Anniversaries are are big deal to us. We are always marking the passing of time. We celebrate wedding anniversaries, birthdays, years in a job, how long ago we quit smoking or drinking, what day you had your first panic attack. We know how many years ago we lost a sister or a mother or an aunt. My father died a week ago today. How can it already be a week? How can I have functioned (if you can call what I've done all week functioning) without him in my life for seven whole days? How is it possible?
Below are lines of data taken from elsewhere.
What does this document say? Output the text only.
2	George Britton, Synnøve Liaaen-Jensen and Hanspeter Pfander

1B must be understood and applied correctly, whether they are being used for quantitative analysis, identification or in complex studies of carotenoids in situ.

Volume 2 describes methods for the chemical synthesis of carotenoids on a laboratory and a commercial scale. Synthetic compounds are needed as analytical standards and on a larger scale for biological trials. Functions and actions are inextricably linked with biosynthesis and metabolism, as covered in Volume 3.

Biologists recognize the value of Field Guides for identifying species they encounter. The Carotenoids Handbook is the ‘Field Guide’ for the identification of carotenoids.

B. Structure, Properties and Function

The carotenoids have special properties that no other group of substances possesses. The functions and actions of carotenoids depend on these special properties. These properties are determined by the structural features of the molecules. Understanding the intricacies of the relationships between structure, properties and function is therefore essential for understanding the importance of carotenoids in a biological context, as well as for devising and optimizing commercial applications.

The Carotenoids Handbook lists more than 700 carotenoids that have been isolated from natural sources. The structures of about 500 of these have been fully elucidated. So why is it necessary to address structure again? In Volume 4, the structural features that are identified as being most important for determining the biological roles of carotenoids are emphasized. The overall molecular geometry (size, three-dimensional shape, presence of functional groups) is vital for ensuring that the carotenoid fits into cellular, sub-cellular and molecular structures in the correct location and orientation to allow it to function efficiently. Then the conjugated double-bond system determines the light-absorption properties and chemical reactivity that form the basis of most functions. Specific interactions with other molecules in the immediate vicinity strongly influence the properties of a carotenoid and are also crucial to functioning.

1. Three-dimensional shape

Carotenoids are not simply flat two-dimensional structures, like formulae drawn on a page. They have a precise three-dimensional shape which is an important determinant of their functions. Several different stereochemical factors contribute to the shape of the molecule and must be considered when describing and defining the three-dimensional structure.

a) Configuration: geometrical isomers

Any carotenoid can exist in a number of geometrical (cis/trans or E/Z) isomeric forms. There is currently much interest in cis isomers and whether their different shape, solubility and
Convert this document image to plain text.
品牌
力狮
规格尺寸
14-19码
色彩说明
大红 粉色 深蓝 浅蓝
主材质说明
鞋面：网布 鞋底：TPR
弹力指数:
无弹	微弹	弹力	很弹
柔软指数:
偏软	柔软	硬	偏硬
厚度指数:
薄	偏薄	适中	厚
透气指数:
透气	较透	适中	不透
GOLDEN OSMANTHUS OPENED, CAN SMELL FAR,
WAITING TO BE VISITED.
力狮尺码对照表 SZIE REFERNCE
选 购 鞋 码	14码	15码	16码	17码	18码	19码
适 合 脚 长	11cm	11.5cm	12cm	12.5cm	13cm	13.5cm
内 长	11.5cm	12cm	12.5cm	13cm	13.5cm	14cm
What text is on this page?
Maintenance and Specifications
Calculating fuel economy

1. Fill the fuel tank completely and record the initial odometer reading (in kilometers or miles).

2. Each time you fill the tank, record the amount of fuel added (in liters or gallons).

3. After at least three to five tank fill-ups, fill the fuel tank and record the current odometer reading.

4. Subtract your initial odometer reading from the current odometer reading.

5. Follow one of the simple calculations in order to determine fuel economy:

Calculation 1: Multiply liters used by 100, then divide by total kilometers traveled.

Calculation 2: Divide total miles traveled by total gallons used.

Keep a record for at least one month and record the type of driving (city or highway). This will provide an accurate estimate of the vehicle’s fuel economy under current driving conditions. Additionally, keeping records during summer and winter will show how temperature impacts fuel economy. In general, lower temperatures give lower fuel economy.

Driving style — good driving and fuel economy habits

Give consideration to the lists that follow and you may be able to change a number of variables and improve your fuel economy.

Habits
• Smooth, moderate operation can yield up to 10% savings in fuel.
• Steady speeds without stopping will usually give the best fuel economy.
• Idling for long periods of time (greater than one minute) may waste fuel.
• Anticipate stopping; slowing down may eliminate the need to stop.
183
I feel like I am trying to breathe underwater. I feel like my chest is full of holes so the air pours out of me rather than fills my lungs. I would rather have a limb cut off than go through this pain of losing someone I love again. It is the hardest thing we do in life. There are no words of comfort, no one's embrace, no distraction that can ease my wounds today. I don't want to hear about time and memories bringing comfort. I know these things. I've lived through loss before. Today I want to roll in the razor sharp edges of my loss. I want to feel fucking sorry for myself. I am going to scream and cry and beat my fists into the pillows until my arms hurt. I'm going to be angry. Not that my dad died, he was suffering and I am grateful that his pain is over. I am going to be angry at the disease that took him. I am going to be angry that we can put a fucking man on the moon, but can't figure out how to cure cancer. I am going to be angry at the morons who think I should be able to shake off my loss in 7 days time and "get on with life".
I'm going to admit that even though I am strong, I am also breakable and that I am broken. I am more broken than I have ever been before. I can't breathe, I cant breathe, I can't breathe.